Ces centres disposent d'une foule de capteurs, qui diffusent leurs alertes auprès d'organismes comme Météo-France ou l'état-major des Forces armées aux Antilles (FAA). Ceux-ci préviennent ensuite les préfectures qui prennent les décisions d'alerter les populations et d'ordonner les évacuations.
"Seuls l'Inde, la Nouvelle-Zélande, l'Australie, le Japon et les Etats-Unis disposent d'un système de détection de tsunamis de type DART", via un réseau de bouées de détection connu sous le nom de Deep-Ocean Assessment and Reporting of Tsunami, précise Gaël Musquet.
- Tester FR-Alert -
"Nous ne sommes pas à l'abri d'une rupture des capacités de détection des tsunamis", poursuit ce fervent défenseur d'un investissements national dans des systèmes d'alertes performant.
Ce à quoi s'attelle l'exercice Caribe Wave 2025. En Guadeloupe comme à Saint-Martin ou Saint-Barthélemy, il permettra de tester FR-Alert, système d'alerte cellulaire déployé depuis 2022. S'appuyant sur des technologies testées dès les années 1990 à Nice Sophia-Antipolis, il permet de prévenir en temps réel tout détenteur d'un téléphone portable.

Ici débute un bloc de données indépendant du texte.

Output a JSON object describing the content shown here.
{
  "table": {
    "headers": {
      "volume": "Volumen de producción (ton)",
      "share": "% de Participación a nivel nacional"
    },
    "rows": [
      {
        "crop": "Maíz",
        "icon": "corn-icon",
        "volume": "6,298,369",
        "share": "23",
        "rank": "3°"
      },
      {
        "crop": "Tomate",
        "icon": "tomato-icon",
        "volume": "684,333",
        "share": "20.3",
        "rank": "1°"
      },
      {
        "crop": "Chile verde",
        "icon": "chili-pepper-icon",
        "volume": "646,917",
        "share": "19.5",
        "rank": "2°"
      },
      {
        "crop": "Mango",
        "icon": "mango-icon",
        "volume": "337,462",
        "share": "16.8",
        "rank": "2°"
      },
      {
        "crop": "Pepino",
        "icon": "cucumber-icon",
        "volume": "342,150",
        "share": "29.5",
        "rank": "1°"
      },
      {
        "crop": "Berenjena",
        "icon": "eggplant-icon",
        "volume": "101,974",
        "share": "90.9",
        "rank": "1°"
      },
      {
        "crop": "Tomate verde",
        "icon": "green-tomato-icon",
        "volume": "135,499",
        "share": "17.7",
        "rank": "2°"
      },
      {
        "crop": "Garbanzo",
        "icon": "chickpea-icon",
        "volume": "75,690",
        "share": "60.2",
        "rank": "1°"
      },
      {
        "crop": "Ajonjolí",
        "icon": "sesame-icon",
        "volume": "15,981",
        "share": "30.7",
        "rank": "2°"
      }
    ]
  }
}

"On doit aussi faire remonter les méthodes déployées par les communes: sirènes, porte-voix, porte-à-porte", liste une source préfectorale qui s'inquiète du fait que la "cartographie précise" des méthodes d'alerte en cas de tsunamis ne soit pas connue malgré cet exercice annuel.
Car la volonté politique et la culture du risque manquent, s'inquiètent les activistes comme Gaël Musquet. En Guadeloupe, seule la commune de Deshaies (Basse-Terre) dispose du label onusien "Tsunami Ready" pour son investissement en la matière.
Dans les autres communes, rares sont ceux qui connaissent les itinéraires d'évacuations ou les documents de planification de la gestion des crises.
Face à ces fragilités institutionnelles, certains acteurs locaux tentent de développer des solutions autonomes pour renforcer la résilience des territoires.
C'est le cas de Cédric Coco-Viloin, fondateur du premier makerspace (atelier de fabrication numérique ouvert au public) guadeloupéen, qui développe un réseau alternatif basse-fréquence "autonome et peu énergivore".
"Nous voulons le relier à des capteurs pour transmettre aux utilisateurs des données comme les hauteurs de crues des rivières ou la force des vents", explique-t-il.
- Coopération en berne -
Ces réseaux alternatifs, sans prétendre remplacer les organismes étatiques, pourraient en accroître la résilience, notamment en cas d'arrêt de la coopération américaine, une menace qui commence à se faire jour.
Alors que la collaboration sur la surveillance de l'océan existait depuis des années, les scientifiques américains ne communiquent plus depuis mi-février avec l'Institut français de recherche sur l'océan (Ifremer), selon France Info.
Quant à l'agence américaine chargée des prévisions météorologiques, de l'analyse du climat et de la conservation marine (NOAA), qui chapeaute le Pacific Tsunami Warning Center, elle est devenue une cible privilégiée de l'administration américaine et des centaines de scientifiques et d'experts ont déjà été licenciés.
Selon Thierry Jimonet, chef de service Météo-France en Guadeloupe, aucun signe de l'arrêt de la coopération en matière d'alertes météorologiques n'est encore apparu.
"Mais on sait que des chefs ont été licenciés, notamment dans les services qui envoyaient les avions de reconnaissance au cœur des ouragans", confie-t-il à l'AFP.